Pendant des années, Laurent Le Moigne a collectionné les étiquettes de bouteilles de vin. Depuis deux ans, il empile ses crus préférés sur les étalages d’une boutique où se mêlent moellons de pierre et décor urbain aux tons rouge et noir. Silhouette trapue, chaussures tendance, Laurent Le Moigne n’est pas un caviste ordinaire. En 2001, ce trentenaire au cheveu grisonnant endossait encore le costume trois pièces du dirigeant d’entreprise. La société de conseil dont il était co-fondateur et associé employait alors quelque 1500 personnes. "J’étais directeur général, responsable des activités internationales", raconte-t-il. Un poste enrichissant mais oppressant. "J’étais trop investi. Pendant dix ans je me suis dit "plus tard ce sera cool". Sans jamais rien changer".
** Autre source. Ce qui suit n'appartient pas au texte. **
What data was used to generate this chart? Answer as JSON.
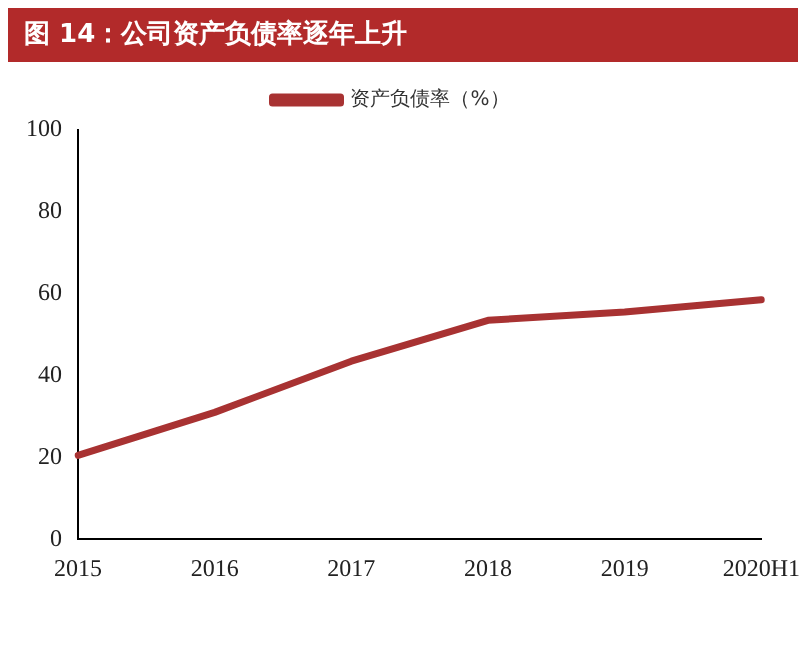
{
  "chart_data": {
    "type": "line",
    "title": "图 14：公司资产负债率逐年上升",
    "categories": [
      "2015",
      "2016",
      "2017",
      "2018",
      "2019",
      "2020H1"
    ],
    "series": [
      {
        "name": "资产负债率（%）",
        "color": "#a83232",
        "values": [
          20.5,
          31,
          43.5,
          53.5,
          55.5,
          58.5
        ]
      }
    ],
    "ylim": [
      0,
      100
    ],
    "yticks": [
      0,
      20,
      40,
      60,
      80,
      100
    ],
    "grid": false,
    "legend": "top",
    "marker": "none",
    "line_style": "solid"
  }
}
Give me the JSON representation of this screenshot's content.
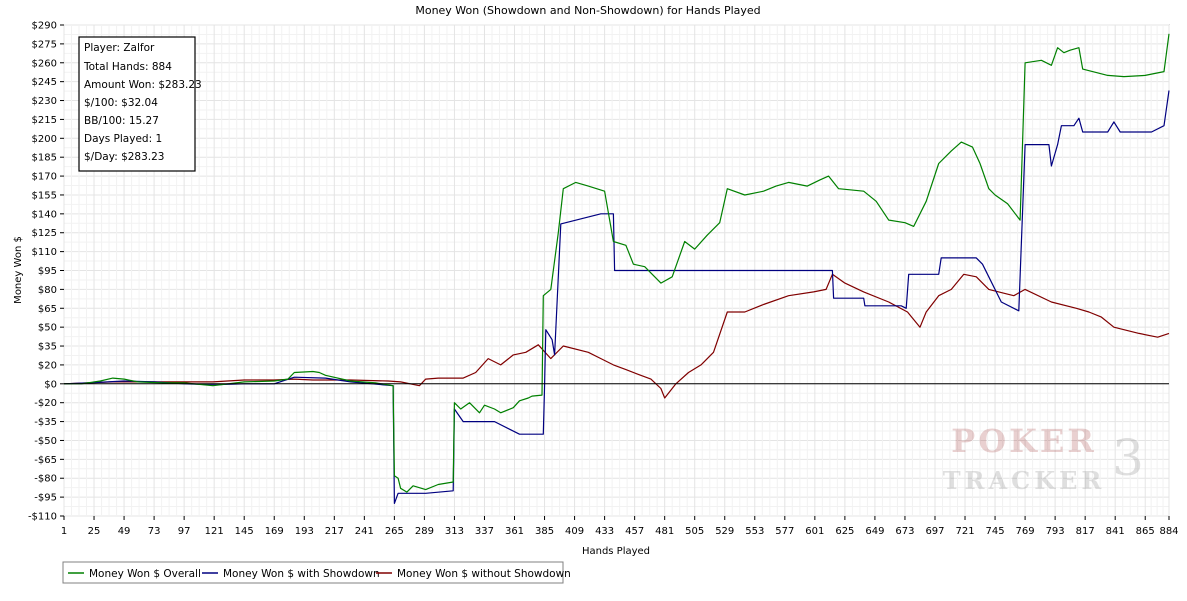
{
  "chart_data": {
    "type": "line",
    "title": "Money Won (Showdown and Non-Showdown) for Hands Played",
    "xlabel": "Hands Played",
    "ylabel": "Money Won $",
    "xlim": [
      1,
      884
    ],
    "ylim": [
      -110,
      290
    ],
    "grid": true,
    "legend_position": "bottom-left",
    "x_ticks": [
      1,
      25,
      49,
      73,
      97,
      121,
      145,
      169,
      193,
      217,
      241,
      265,
      289,
      313,
      337,
      361,
      385,
      409,
      433,
      457,
      481,
      505,
      529,
      553,
      577,
      601,
      625,
      649,
      673,
      697,
      721,
      745,
      769,
      793,
      817,
      841,
      865,
      884
    ],
    "y_ticks": [
      290,
      275,
      260,
      245,
      230,
      215,
      200,
      185,
      170,
      155,
      140,
      125,
      110,
      95,
      80,
      65,
      50,
      35,
      20,
      0,
      -20,
      -35,
      -50,
      -65,
      -80,
      -95,
      -110
    ],
    "y_tick_labels": [
      "$290",
      "$275",
      "$260",
      "$245",
      "$230",
      "$215",
      "$200",
      "$185",
      "$170",
      "$155",
      "$140",
      "$125",
      "$110",
      "$95",
      "$80",
      "$65",
      "$50",
      "$35",
      "$20",
      "$0",
      "-$20",
      "-$35",
      "-$50",
      "-$65",
      "-$80",
      "-$95",
      "-$110"
    ],
    "series": [
      {
        "name": "Money Won $ Overall",
        "color": "#008000",
        "points": [
          [
            1,
            0
          ],
          [
            15,
            0
          ],
          [
            30,
            3
          ],
          [
            40,
            6
          ],
          [
            49,
            5
          ],
          [
            60,
            2
          ],
          [
            80,
            1
          ],
          [
            97,
            1
          ],
          [
            120,
            -2
          ],
          [
            145,
            2
          ],
          [
            169,
            3
          ],
          [
            180,
            5
          ],
          [
            185,
            12
          ],
          [
            200,
            13
          ],
          [
            205,
            12
          ],
          [
            210,
            9
          ],
          [
            230,
            3
          ],
          [
            250,
            1
          ],
          [
            264,
            -2
          ],
          [
            265,
            -78
          ],
          [
            268,
            -80
          ],
          [
            270,
            -88
          ],
          [
            275,
            -91
          ],
          [
            280,
            -86
          ],
          [
            290,
            -89
          ],
          [
            300,
            -85
          ],
          [
            312,
            -83
          ],
          [
            313,
            -20
          ],
          [
            318,
            -25
          ],
          [
            325,
            -20
          ],
          [
            333,
            -28
          ],
          [
            337,
            -22
          ],
          [
            345,
            -25
          ],
          [
            350,
            -28
          ],
          [
            360,
            -24
          ],
          [
            365,
            -18
          ],
          [
            372,
            -15
          ],
          [
            375,
            -13
          ],
          [
            383,
            -12
          ],
          [
            384,
            75
          ],
          [
            390,
            80
          ],
          [
            396,
            125
          ],
          [
            400,
            160
          ],
          [
            410,
            165
          ],
          [
            420,
            162
          ],
          [
            433,
            158
          ],
          [
            440,
            118
          ],
          [
            450,
            115
          ],
          [
            456,
            100
          ],
          [
            465,
            98
          ],
          [
            478,
            85
          ],
          [
            487,
            90
          ],
          [
            497,
            118
          ],
          [
            505,
            112
          ],
          [
            515,
            123
          ],
          [
            525,
            133
          ],
          [
            531,
            160
          ],
          [
            545,
            155
          ],
          [
            560,
            158
          ],
          [
            570,
            162
          ],
          [
            580,
            165
          ],
          [
            595,
            162
          ],
          [
            605,
            167
          ],
          [
            612,
            170
          ],
          [
            620,
            160
          ],
          [
            640,
            158
          ],
          [
            650,
            150
          ],
          [
            660,
            135
          ],
          [
            673,
            133
          ],
          [
            680,
            130
          ],
          [
            690,
            150
          ],
          [
            700,
            180
          ],
          [
            710,
            190
          ],
          [
            718,
            197
          ],
          [
            727,
            193
          ],
          [
            733,
            180
          ],
          [
            740,
            160
          ],
          [
            745,
            155
          ],
          [
            755,
            148
          ],
          [
            765,
            135
          ],
          [
            769,
            260
          ],
          [
            782,
            262
          ],
          [
            790,
            258
          ],
          [
            795,
            272
          ],
          [
            800,
            268
          ],
          [
            805,
            270
          ],
          [
            812,
            272
          ],
          [
            815,
            255
          ],
          [
            835,
            250
          ],
          [
            848,
            249
          ],
          [
            865,
            250
          ],
          [
            880,
            253
          ],
          [
            884,
            283
          ]
        ]
      },
      {
        "name": "Money Won $ with Showdown",
        "color": "#000080",
        "points": [
          [
            1,
            0
          ],
          [
            20,
            1
          ],
          [
            49,
            3
          ],
          [
            73,
            2
          ],
          [
            97,
            0
          ],
          [
            120,
            -1
          ],
          [
            145,
            0
          ],
          [
            169,
            0
          ],
          [
            185,
            7
          ],
          [
            210,
            6
          ],
          [
            230,
            2
          ],
          [
            264,
            -2
          ],
          [
            265,
            -100
          ],
          [
            268,
            -92
          ],
          [
            290,
            -92
          ],
          [
            312,
            -90
          ],
          [
            313,
            -25
          ],
          [
            320,
            -35
          ],
          [
            345,
            -35
          ],
          [
            365,
            -45
          ],
          [
            384,
            -45
          ],
          [
            385,
            -5
          ],
          [
            386,
            48
          ],
          [
            391,
            40
          ],
          [
            393,
            28
          ],
          [
            398,
            132
          ],
          [
            430,
            140
          ],
          [
            440,
            140
          ],
          [
            441,
            95
          ],
          [
            460,
            95
          ],
          [
            520,
            95
          ],
          [
            560,
            95
          ],
          [
            600,
            95
          ],
          [
            615,
            95
          ],
          [
            616,
            73
          ],
          [
            640,
            73
          ],
          [
            641,
            67
          ],
          [
            670,
            67
          ],
          [
            674,
            65
          ],
          [
            676,
            92
          ],
          [
            700,
            92
          ],
          [
            702,
            105
          ],
          [
            730,
            105
          ],
          [
            735,
            100
          ],
          [
            750,
            70
          ],
          [
            764,
            63
          ],
          [
            769,
            195
          ],
          [
            788,
            195
          ],
          [
            790,
            178
          ],
          [
            795,
            195
          ],
          [
            798,
            210
          ],
          [
            808,
            210
          ],
          [
            812,
            216
          ],
          [
            815,
            205
          ],
          [
            835,
            205
          ],
          [
            840,
            213
          ],
          [
            845,
            205
          ],
          [
            870,
            205
          ],
          [
            880,
            210
          ],
          [
            884,
            238
          ]
        ]
      },
      {
        "name": "Money Won $ without Showdown",
        "color": "#800000",
        "points": [
          [
            1,
            0
          ],
          [
            40,
            2
          ],
          [
            73,
            2
          ],
          [
            97,
            2
          ],
          [
            120,
            2
          ],
          [
            145,
            4
          ],
          [
            169,
            4
          ],
          [
            185,
            5
          ],
          [
            200,
            4
          ],
          [
            230,
            4
          ],
          [
            260,
            3
          ],
          [
            270,
            2
          ],
          [
            285,
            -2
          ],
          [
            290,
            5
          ],
          [
            300,
            6
          ],
          [
            320,
            6
          ],
          [
            330,
            12
          ],
          [
            340,
            25
          ],
          [
            350,
            20
          ],
          [
            360,
            28
          ],
          [
            370,
            30
          ],
          [
            380,
            36
          ],
          [
            390,
            25
          ],
          [
            400,
            35
          ],
          [
            420,
            30
          ],
          [
            430,
            25
          ],
          [
            440,
            20
          ],
          [
            450,
            15
          ],
          [
            460,
            10
          ],
          [
            470,
            5
          ],
          [
            478,
            -5
          ],
          [
            481,
            -15
          ],
          [
            490,
            0
          ],
          [
            500,
            12
          ],
          [
            510,
            20
          ],
          [
            520,
            30
          ],
          [
            531,
            62
          ],
          [
            545,
            62
          ],
          [
            560,
            68
          ],
          [
            580,
            75
          ],
          [
            600,
            78
          ],
          [
            610,
            80
          ],
          [
            615,
            92
          ],
          [
            625,
            85
          ],
          [
            640,
            78
          ],
          [
            660,
            70
          ],
          [
            675,
            62
          ],
          [
            685,
            50
          ],
          [
            690,
            62
          ],
          [
            700,
            75
          ],
          [
            710,
            80
          ],
          [
            720,
            92
          ],
          [
            730,
            90
          ],
          [
            740,
            80
          ],
          [
            760,
            75
          ],
          [
            769,
            80
          ],
          [
            790,
            70
          ],
          [
            810,
            65
          ],
          [
            820,
            62
          ],
          [
            830,
            58
          ],
          [
            840,
            50
          ],
          [
            860,
            45
          ],
          [
            875,
            42
          ],
          [
            884,
            45
          ]
        ]
      }
    ],
    "info_box": {
      "player": "Player: Zalfor",
      "total_hands": "Total Hands: 884",
      "amount_won": "Amount Won: $283.23",
      "per_100": "$/100: $32.04",
      "bb_per_100": "BB/100: 15.27",
      "days_played": "Days Played: 1",
      "per_day": "$/Day: $283.23"
    },
    "watermark": {
      "top": "POKER",
      "bottom": "TRACKER",
      "numeral": "3"
    }
  }
}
Si l’ampleur du phénomène reste difficile à évaluer, le cas du directeur général devenu caviste n’est pas isolé. "La plupart des dirigeants que je connais ont envie de changer de vie, assure Alexandre Noto, le président du cabinet de recrutement Concerto. Tous me disent leur rêve d’ouvrir un restaurant à vins ou une librairie de livres anciens. Ils me confient leur ras-le-bol du stress et de la pression". Contraints de faire avec une norme à laquelle ils ne souscrivent pas toujours, les dirigeants paient leur trajectoire par un renoncement à la fantaisie. D’où, parfois, un malaise. "On peut avoir une vocation pour la musique ou la peinture mais je ne connais personne qui se dise "j’ai envie de monter une entreprise qui fabrique des couches-culottes et de manager 3000 salariés". A la tête d’une entreprise on est dans schéma logique, pas dans une démarche hédoniste", observe Alexandre Noto.
Marc Durin-Valois plaque tout et disparaît. "J’étais sans domicile fixe. Je squattais à droite à gauche en considérant qu’il me fallait m’affranchir du monde matériel. Je n’avais plus de liens sociaux, plus d’amis ni de famille". Au volant d’une épave il erre. Fait une halte à l’Espace des possibles, camping de Charente-Maritime rendu célèbre par Michel Houellebecq, "un endroit où se rencontre toute une génération de personnes en rupture". Puis se lance dans l’écriture, deux ans de travail en vivant d’indemnités chômage. L’empire des solitudes paraît en 2001, suivi de trois autres ouvrages, dont Chamelle et, dernier en date, Les voix intérieures. "Aujourd’hui je construis ma carrière dans un domaine nouveau. Ce genre de rupture permet de revenir à ce pour quoi on est fait", insiste-t-il.